JAKARTA, KOMPAS.com – Pemerintah tengah mengevaluasi ketersediaan emas dalam negeri yang masih terbatas, di tengah lonjakan harga emas dunia yang mencetak rekor tertinggi sepanjang masa.
Menurut Analis Mirae Asset Sekuritas, Muhammad Nafan, harga emas dunia bergerak positif di tengah ketidakpastian ekonomi global.
Sejumlah faktor yang memengaruhi tren tersebut antara lain pemangkasan suku bunga The Fed, tekanan inflasi Amerika Serikat, hingga isu geopolitik dan dedolarisasi.
“Tren XAU/USD sejauh ini memang positif. Dengan kondisi harga emas dunia yang sudah mencapai level tertinggi, momentum ini bisa dimanfaatkan oleh emiten seperti Antam untuk meningkatkan kinerja dan memperkuat stok emas,” ujar Nafan kepada Kompas.com pada Kamis (16/10/2025).
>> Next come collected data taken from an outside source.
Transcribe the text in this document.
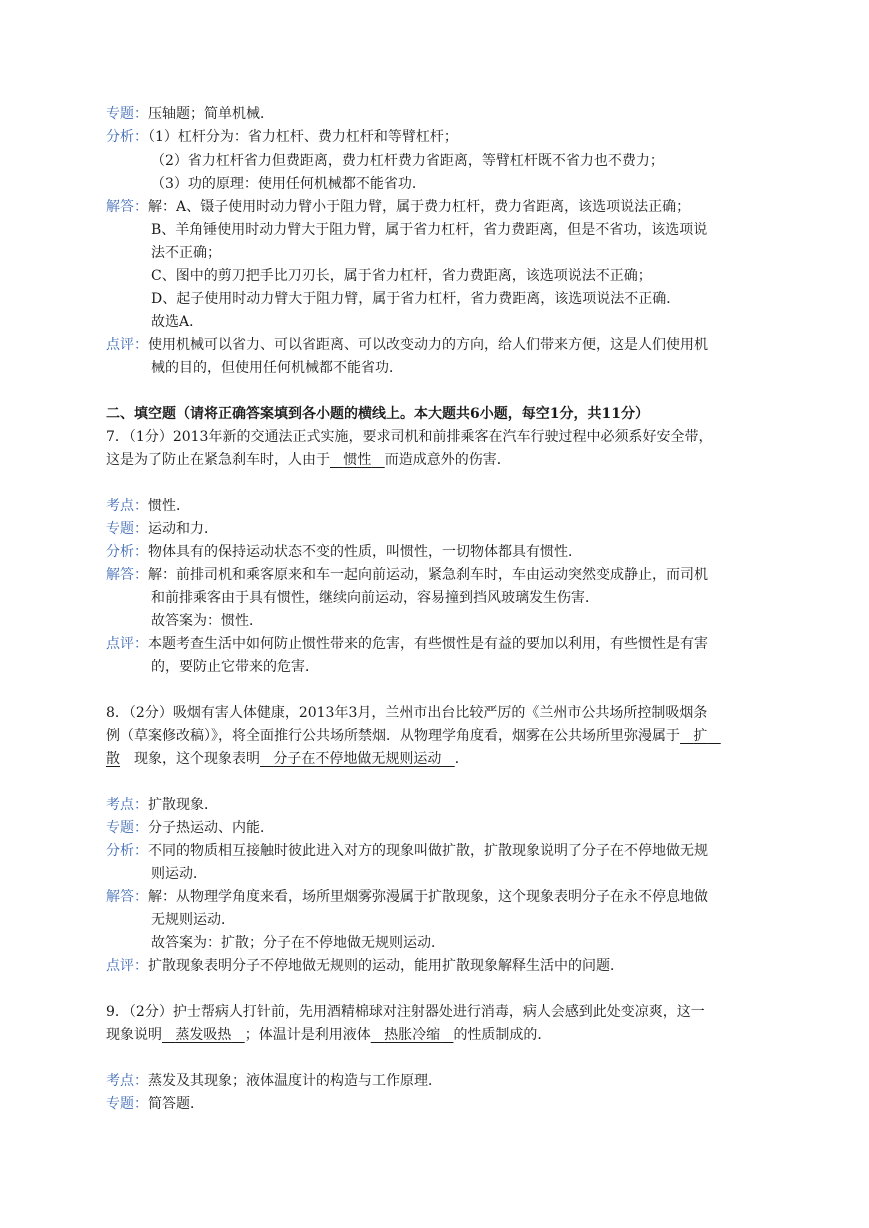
专题：压轴题；简单机械．
分析：（1）杠杆分为：省力杠杆、费力杠杆和等臂杠杆；
（2）省力杠杆省力但费距离，费力杠杆费力省距离，等臂杠杆既不省力也不费力；
（3）功的原理：使用任何机械都不能省功．
解答：解：A、镊子使用时动力臂小于阻力臂，属于费力杠杆，费力省距离，该选项说法正确；
B、羊角锤使用时动力臂大于阻力臂，属于省力杠杆，省力费距离，但是不省功，该选项说
法不正确；
C、图中的剪刀把手比刀刃长，属于省力杠杆，省力费距离，该选项说法不正确；
D、起子使用时动力臂大于阻力臂，属于省力杠杆，省力费距离，该选项说法不正确．
故选A．
点评：使用机械可以省力、可以省距离、可以改变动力的方向，给人们带来方便，这是人们使用机
械的目的，但使用任何机械都不能省功．
二、填空题（请将正确答案填到各小题的横线上。本大题共6小题，每空1分，共11分）
7．（1分）2013年新的交通法正式实施，要求司机和前排乘客在汽车行驶过程中必须系好安全带，
这是为了防止在紧急刹车时，人由于 惯性 而造成意外的伤害．
考点：惯性．
专题：运动和力．
分析：物体具有的保持运动状态不变的性质，叫惯性，一切物体都具有惯性．
解答：解：前排司机和乘客原来和车一起向前运动，紧急刹车时，车由运动突然变成静止，而司机
和前排乘客由于具有惯性，继续向前运动，容易撞到挡风玻璃发生伤害．
故答案为：惯性．
点评：本题考查生活中如何防止惯性带来的危害，有些惯性是有益的要加以利用，有些惯性是有害
的，要防止它带来的危害．
8．（2分）吸烟有害人体健康，2013年3月，兰州市出台比较严厉的《兰州市公共场所控制吸烟条
例（草案修改稿）》，将全面推行公共场所禁烟．从物理学角度看，烟雾在公共场所里弥漫属于 扩
散 现象，这个现象表明 分子在不停地做无规则运动 ．
考点：扩散现象．
专题：分子热运动、内能．
分析：不同的物质相互接触时彼此进入对方的现象叫做扩散，扩散现象说明了分子在不停地做无规
则运动．
解答：解：从物理学角度来看，场所里烟雾弥漫属于扩散现象，这个现象表明分子在永不停息地做
无规则运动．
故答案为：扩散；分子在不停地做无规则运动．
点评：扩散现象表明分子不停地做无规则的运动，能用扩散现象解释生活中的问题．
9．（2分）护士帮病人打针前，先用酒精棉球对注射器处进行消毒，病人会感到此处变凉爽，这一
现象说明 蒸发吸热 ；体温计是利用液体 热胀冷缩 的性质制成的．
考点：蒸发及其现象；液体温度计的构造与工作原理．
专题：简答题．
Ia menilai, ketika harga emas global menguat, perusahaan tambang emas memiliki peluang memperkuat fundamental.
Nafan menegaskan, permintaan emas yang terus tumbuh secara alami akan menjadi katalis tambahan bagi emiten tambang logam mulia.
Dari sisi teknikal, Mirae Asset mencatat saham Antam masih berada dalam fase uptrend.
Antam disebutnya masih menunjukkan sinyal penguatan dengan pola wave 5 yang masih terbuka.
Kenaikan harga emas dunia menjadi sentimen positif yang bisa mendorong harga saham ini lebih tinggi.
Untuk memperkuat pasokan emas domestik, pemerintah telah meminta PT Freeport Indonesia menjual sebagian hasil produksinya kepada Antam.
Sejak kerja sama berjalan pada awal 2025, Freeport mulai menyalurkan sekitar 9 ton emas batangan, dan jumlahnya ditargetkan mencapai 30 ton per tahun.
Sementara itu, Antam juga tengah melakukan eksplorasi tambahan di wilayah Pongkor, Jawa Barat, guna memperkuat cadangan emas jangka panjang.
Dengan harga emas dunia yang terus menguat dan produksi dalam negeri yang sedang dibenahi, analis menilai kondisi ini menjadi momentum penting bagi Antam untuk memanfaatkan tren kenaikan harga komoditas dan memperkuat kinerja keuangannya.
Sebelumnya, Kementerian Energi dan Sumber Daya Mineral (ESDM) menilai langkah ini penting untuk memastikan pasokan emas PT Aneka Tambang Tbk (Antam) tetap terjaga.
Menteri ESDM Bahlil Lahadalia mengatakan, evaluasi dilakukan agar Antam tidak terlalu bergantung pada impor di saat permintaan dalam negeri meningkat.
Salah satu penyebab terbatasnya pasokan emas ialah penghentian operasi PT Freeport Indonesia akibat longsor di tambang bawah tanah Mimika, Papua Tengah.
“Ke depan, kita akan membahas dan mengevaluasi bersama Dirjen Minerba langkah-langkah yang harus dilakukan untuk bisa mengoptimalkan kebutuhan emas Antam,” ujar Bahlil di Jakarta, Selasa (14/10/2025).
Disclaimer: Artikel ini bukan ajakan untuk membeli atau menjual saham. Semua rekomendasi dan analisis saham berasal dari analis sekuritas yang bersangkutan, dan Kompas.com tidak bertanggung jawab atas keuntungan atau kerugian yang timbul. Keputusan investasi sepenuhnya berada di tangan investor. Pastikan untuk melakukan riset menyeluruh sebelum membuat keputusan investasi.